Originally Posted by cchrissyy
I think this article explains it well:
" I've learned that today's young parents are under so much
pressure to not only send their kids to preschool at age 3, but to
start preparing them ("readiness") even earlier than 3 that they
feel they must call themselves homeschoolers so people won't think
their little ones aren't being educated."
This article bummed me out on several levels that I consider relevant to the present discussion and the present forum. Let me say, as background, that I would have sent my child to preschool just before age 3 not because it's what's done, or because I was concerned that she'd fall behind other kids (I'm far too cocky for that
), but because I believed in it. I used to be into Montessori, which is just one of many deeply thought out methods of early childhood education. Even the standard "high quality" non-academic nursery school is not well characterized as "just play play play" (a phrase I often read). It is a prepared environment with self-conscious facilitators, and it's the product of deep thought and research over many generations.

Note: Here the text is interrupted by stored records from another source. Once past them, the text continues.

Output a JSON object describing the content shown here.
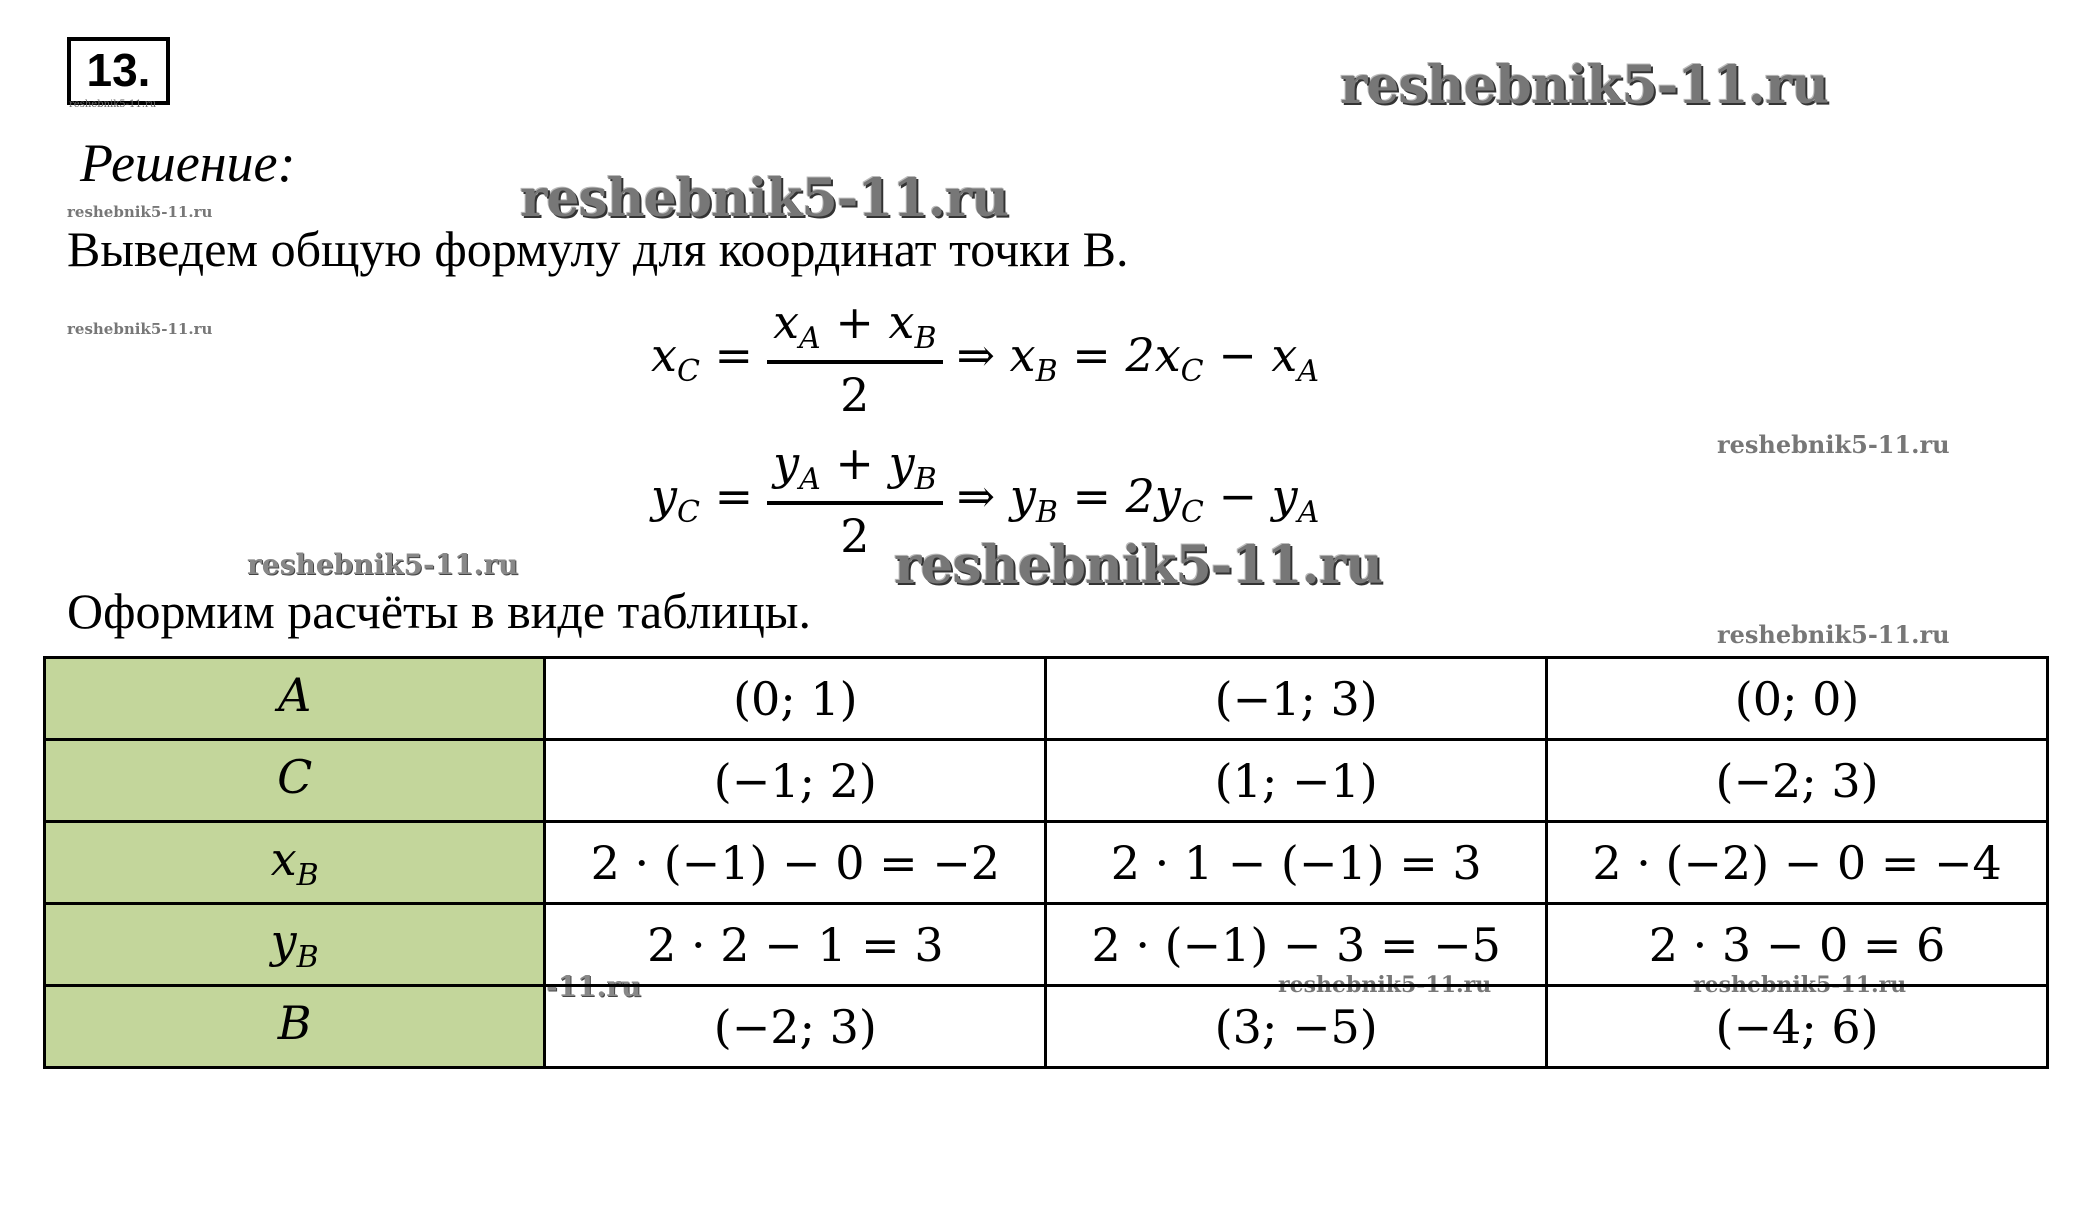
{
  "problem_number": "13.",
  "heading": "Решение:",
  "intro": "Выведем общую формулу для координат точки B.",
  "formulas": [
    {
      "lhs": "x",
      "lhs_sub": "C",
      "num_a": "x",
      "num_a_sub": "A",
      "num_b": "x",
      "num_b_sub": "B",
      "den": "2",
      "rhs": "⇒ x",
      "rhs_sub": "B",
      "rhs_rest": "= 2x",
      "rhs_rest_sub": "C",
      "rhs_tail": "− x",
      "rhs_tail_sub": "A"
    },
    {
      "lhs": "y",
      "lhs_sub": "C",
      "num_a": "y",
      "num_a_sub": "A",
      "num_b": "y",
      "num_b_sub": "B",
      "den": "2",
      "rhs": "⇒ y",
      "rhs_sub": "B",
      "rhs_rest": "= 2y",
      "rhs_rest_sub": "C",
      "rhs_tail": "− y",
      "rhs_tail_sub": "A"
    }
  ],
  "table_intro": "Оформим расчёты в виде таблицы.",
  "table": {
    "header_color": "#c3d69b",
    "rows": [
      {
        "label": "A",
        "label_sub": "",
        "cells": [
          "(0; 1)",
          "(−1; 3)",
          "(0; 0)"
        ]
      },
      {
        "label": "C",
        "label_sub": "",
        "cells": [
          "(−1; 2)",
          "(1; −1)",
          "(−2; 3)"
        ]
      },
      {
        "label": "x",
        "label_sub": "B",
        "cells": [
          "2 · (−1) − 0 = −2",
          "2 · 1 − (−1) = 3",
          "2 · (−2) − 0 = −4"
        ]
      },
      {
        "label": "y",
        "label_sub": "B",
        "cells": [
          "2 · 2 − 1 = 3",
          "2 · (−1) − 3 = −5",
          "2 · 3 − 0 = 6"
        ]
      },
      {
        "label": "B",
        "label_sub": "",
        "cells": [
          "(−2; 3)",
          "(3; −5)",
          "(−4; 6)"
        ]
      }
    ]
  },
  "watermark": "reshebnik5-11.ru"
}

When I went through my mini-preschool crisis, I reached life-altering conclusions about education and became a committed unschooler. Contra Barbara Frank, not only don't I believe that my child needs a formal program at age 5, I don't believe that she needs one, ever, unless she chooses it for herself.

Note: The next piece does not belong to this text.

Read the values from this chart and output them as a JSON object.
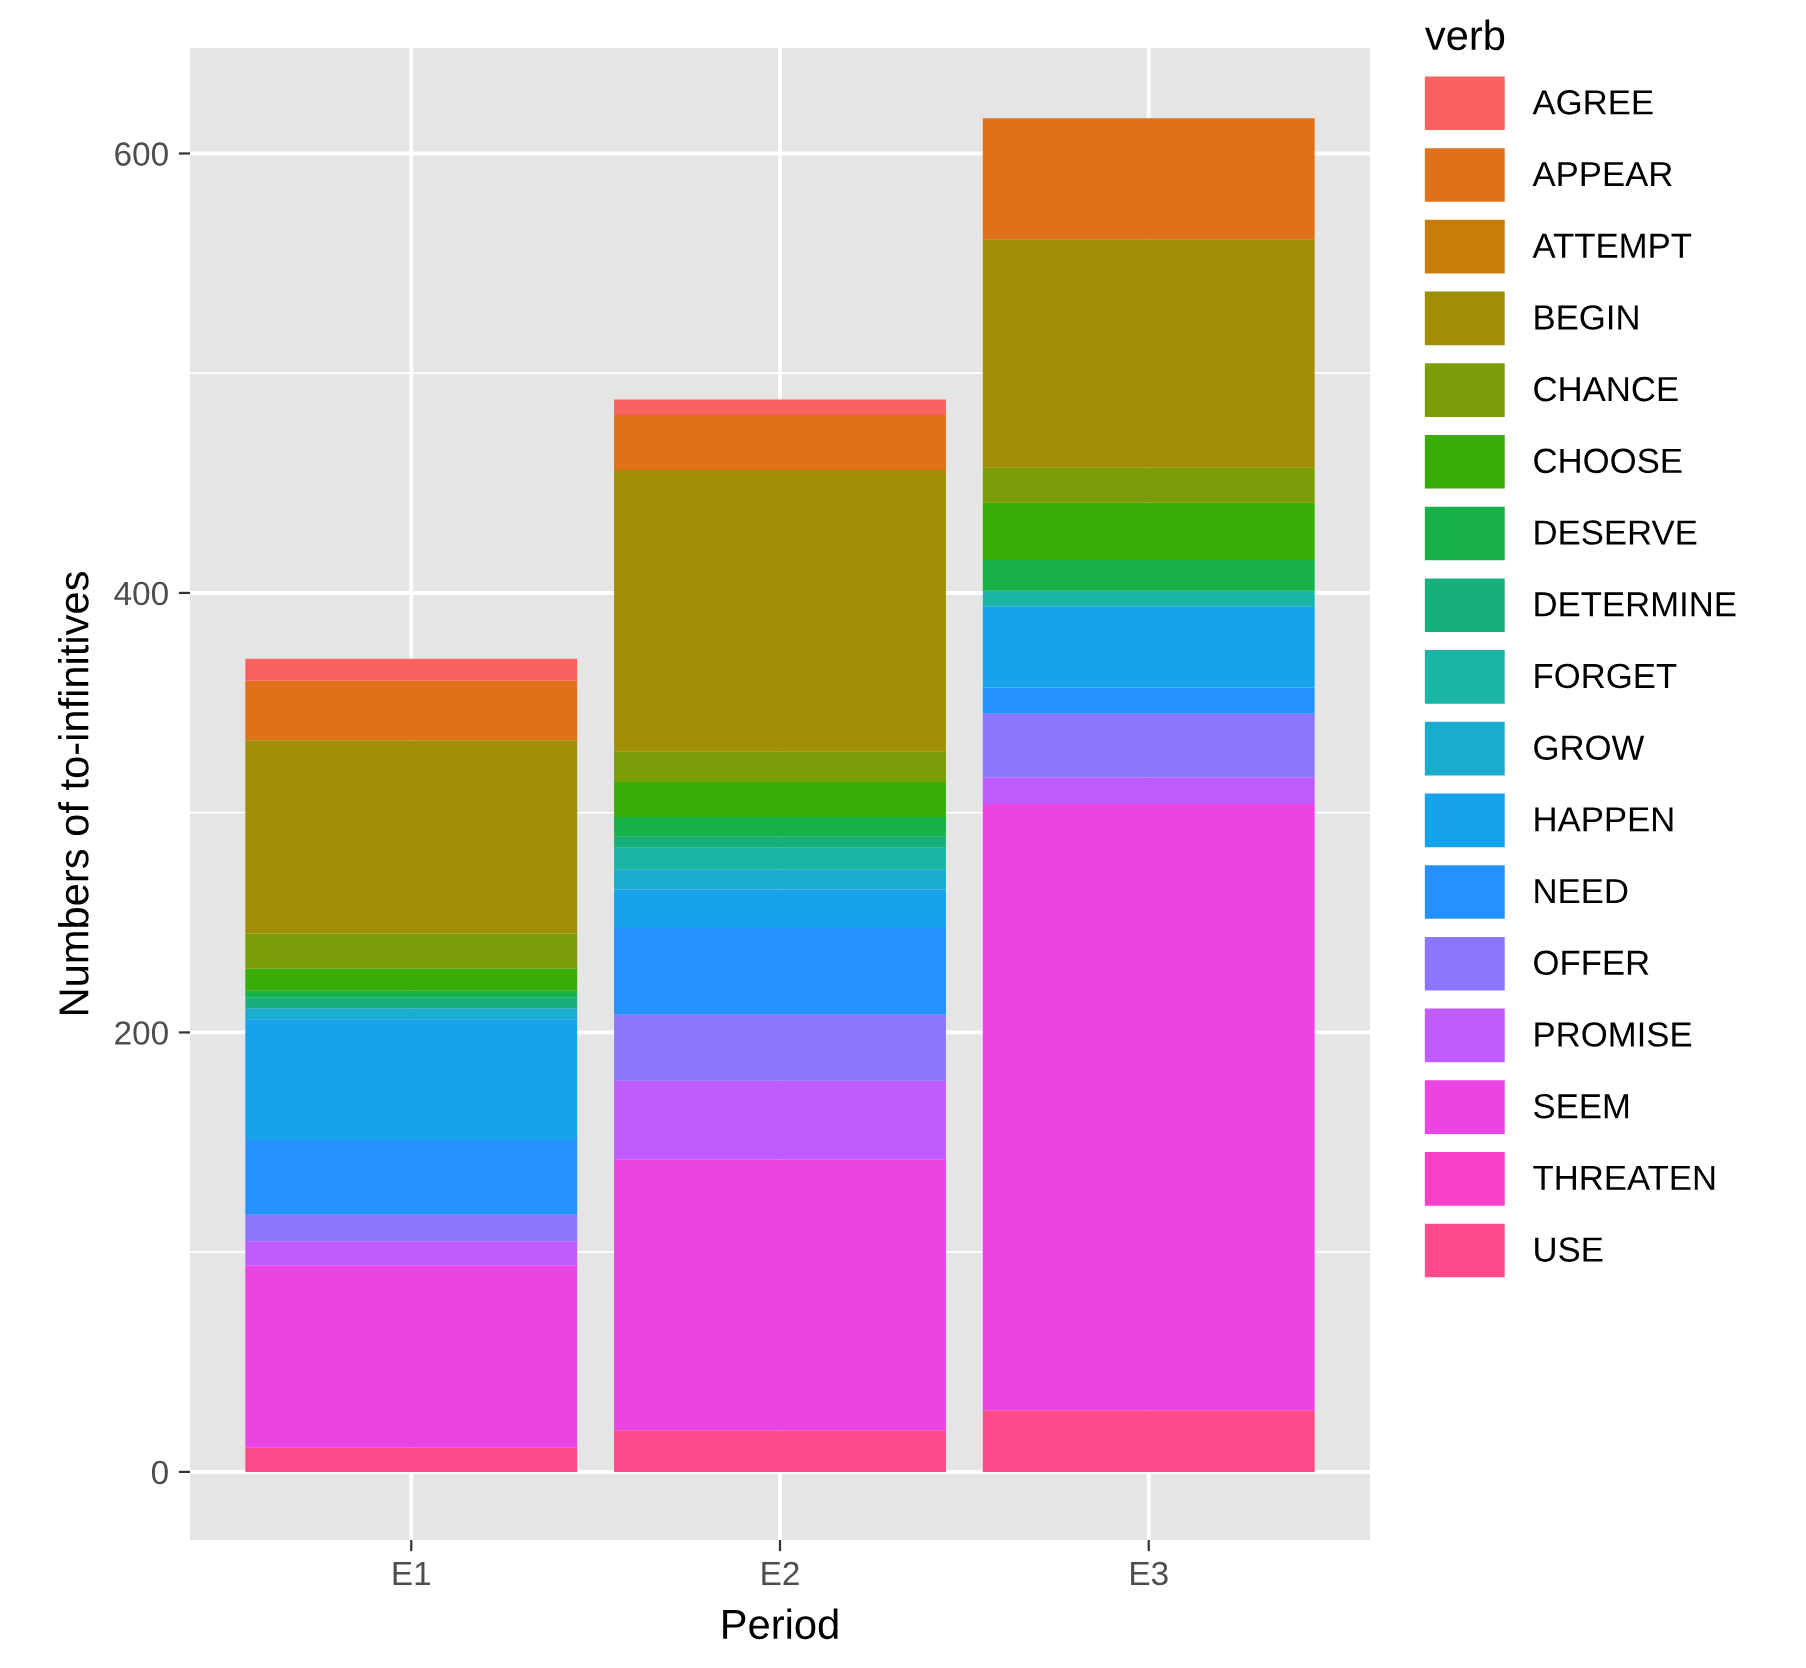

What strikes me about anti-preschool rhetoric is how patronizing a lot of it sounds. And not just to those misguided young parents. Barbara Frank does not appear to think with the mind of a child. What's a "lazy" afternoon at the park, again? I guess I lost it in my 4-year-old's furious dash from one physical and mental challenge to the next: climbing, running, jumping, playing ball, socializing, experimenting with the water fountain, examining the plants and animals, asking about the grounds equipment and other people's customs and motivations and what causes the weather. Why finger paint specifically, instead of using brushes? My 16-month-old can do both with tempera paint, and she also experiments with other ways of applying paint: pouring, dripping, tossing. She is engrossed in the visual and textural aspects of what she is perceiving and creating. It drives me crazy when I hear people making what young children do sound little and cute: "just" play, nothing serious. That kind of language is completely adult-centered. Sure, to us, it might feel lazy to stay at the park instead of getting home and working, and it might look cute to play with dolls. But the child is doing the child's work, and while it is joyous and ebulliant and motivated by a wonderful sense of humor, there is nothing in the world more serious!
Telling parents to "just play" with their kids is doing them a huge disservice. It implies that no special thought is required, anyone can just intuitively provide everything a young child needs. That's not true at all. For example, many of us were raised in such a way that our kneejerk response might be to discourage a 16-month-old from "misusing" paint, or to think that a 16-month-old was too young to benefit from painting, or that it was all too much mess and trouble. Many of us were raised to value representational art over non-representational, to try to teach young kids how to draw representationally, to make various kinds of comments that stifle creativity. Understanding how children generally relate to art as they grow, forming ourselves in truly observing, appreciating, and responding what they are doing , is incredibly important, and it is by no means intuitive for most parents. I've seen tons of parents parenting intuitively, both as a child and now as a fellow parent, and I can tell you it never looked anything at all like remarking casually that the toddler seemed to be making curved lines on the (heavyweight, 12 x 18") paper with her tempera paint. It looked a lot more like asking the child, who had been struggling with discount tray watercolors on newsprint, "What's that supposed to be?" Maybe some of you travel in more sophisticated circles than I do, but I'm just sayin'.
By the way, at the end of the day, I am by no means saying that kids need a formal program, or that parents who think of their role prior to age 6 in terms that do not
involve phrases like homeschooling, unschooling, early education
are doing them a disservice. AT ALL. I FULLY support whatever rationale people want to use in finding a self-description that feels comfortable for them. However, it really and truly bothers me that I have to wonder, when I take my dd to a homeschooling group event so that she can meet other kids who aren't starting school (unlike EVERY kid in her neighborhood), or when I come on here and consider taking the plunge and posting in an unschooling thread, whether parents of older kids are, like Barbara Frank, feeling "bewildered" and wondering, "What's her hurry?" and speculating on what I must have been conditioned or pressured to think. I just don't get it: Homeschoolers are already a tiny minority. Why create even more exclusion and anxiety for people who are trying to find support and comradery?